曲涼兒嘟起嘴,“可司公子年紀不小了啊!我是能等,可再過幾年他都一把年紀了!”
楚心嬈唇角狠狠一抽,干脆主動替司沐弛找起理由來,“司公子雖然無父無母,但上有師尊、師叔,下有師弟、師妹,也并非孑然一身。就他的條件,想嫁他的女子不在少數,可現實是,他所娶之人,不但要各方面條件優秀,還要接受宗門諸多考驗。不是我嚇唬你,那考驗的過程堪稱九九八十一難,難難都不同。”
“啊?!”曲涼兒睜大眼,滿臉不可置信,“就是娶個媳婦而已,至于嗎?他們宗門未免太苛刻了!”
“沒辦法,江湖有江湖的規矩,各門派又有各門派的規矩,不似京城這些大家世族,教條禮儀都差不多。打個比方,你嫁給了他,也算他們宗門的人,一旦遇上仇家或者別的矛盾,你不可能躲在后面裝死吧?你得拿刀拿劍沖鋒上陣,上要保護師長們,下要保護師弟師妹們。如果你什么都做不了,那別人憑什么娶你?你說是不?”
楚心嬈說得一本正經,曲涼兒聽得膽戰心驚。
但她又似不甘心,“王妃,真有那么殘酷嗎?女子不是只要三從四德相夫教子就足以,怎么女子也要打打殺殺啊?”
“三從四德相夫教子那是對普通女子的禮教約束,江湖中可不興那一套。
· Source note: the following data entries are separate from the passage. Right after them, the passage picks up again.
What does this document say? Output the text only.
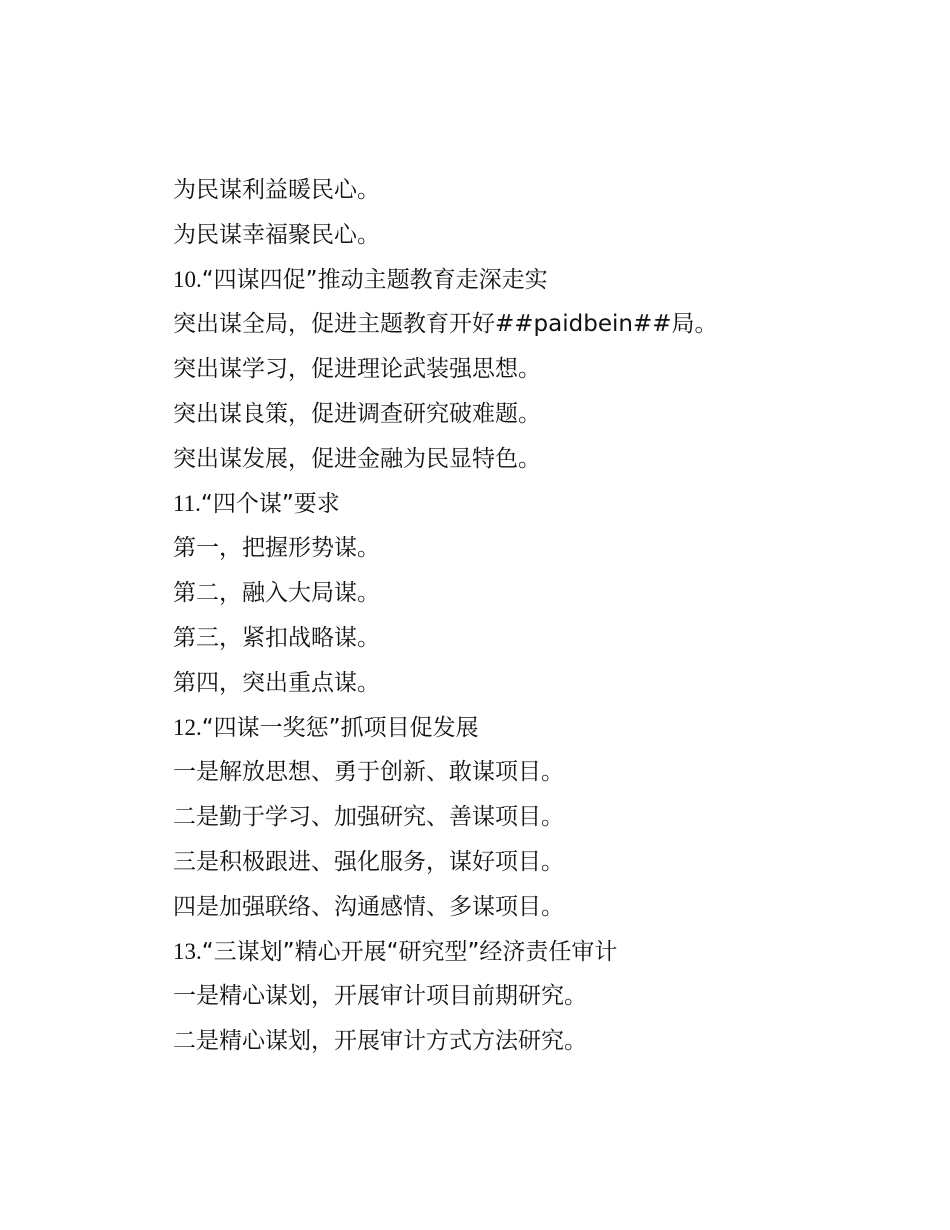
为民谋利益暖民心。
为民谋幸福聚民心。
10.“四谋四促”推动主题教育走深走实
突出谋全局，促进主题教育开好##paidbein##局。
突出谋学习，促进理论武装强思想。
突出谋良策，促进调查研究破难题。
突出谋发展，促进金融为民显特色。
11.“四个谋”要求
第一，把握形势谋。
第二，融入大局谋。
第三，紧扣战略谋。
第四，突出重点谋。
12.“四谋一奖惩”抓项目促发展
一是解放思想、勇于创新、敢谋项目。
二是勤于学习、加强研究、善谋项目。
三是积极跟进、强化服务，谋好项目。
四是加强联络、沟通感情、多谋项目。
13.“三谋划”精心开展“研究型”经济责任审计
一是精心谋划，开展审计项目前期研究。
二是精心谋划，开展审计方式方法研究。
常道,人在江湖飄,哪有不挨刀,你要沒有自保的本事,那混跡江湖怎么死的都不知道。”
“那可以讓司公子退出江湖,和我一起過普通人的生活啊!”曲涼兒似是想到了辦法,眼神開始灼亮起來,“如果他放不下宗門的人,我也可以讓祖父給他們安排事做,我家有許多莊子,把他們都安置在莊子里,從此以后不愁吃穿,豈不美哉?”
“曲小姐有如此孝心,實在讓人感動!”楚心嬈干笑道,“可是人家是江湖有名的幫派,每個人都有自己的信仰,要他們放棄忠義去享受安逸,說難聽點,那等于是折了他們手足,讓他們變成廢人。”
“可是……”
“曲小姐,你還是專心養傷吧。司公子與我們不是一路人,他肩上的責任非常人能擔。你喜歡他沒問題,只是不能圖一時腦熱。”楚心嬈拍了拍她的肩。
她都說得如此明白了,曲涼兒哪里還能不懂?
一時間她沉默不語,大眼睛里也全是落寞氣息。
楚心嬈也不再多話,只求她能好好消化,然后好好地當個大家閨秀,別搞出其他事讓他們府里的人分心。畢竟他們接下來會很忙,沒那么多時間陪她一個嬌嬌小姐談情說愛。
從曲涼兒房里出來后,她便去找兒子了——
太醫院。
聽說厲進猷派了重兵把守,蕙太妃和厲銘辛母子倆那真是氣恨得一口牙都快咬碎了!
可太醫院的人說了,要排除厲銘辛身上的黑疹不是疫癥,最少也得觀察半月。
換之,他們母子要被禁足在太醫院半個月!
試問,這誰能不氣恨啊?
不過厲進猷也算寬容,只禁出,并未禁入。他們需要什么,可以吩咐外面的人為他們準備,然后準許送進太醫院。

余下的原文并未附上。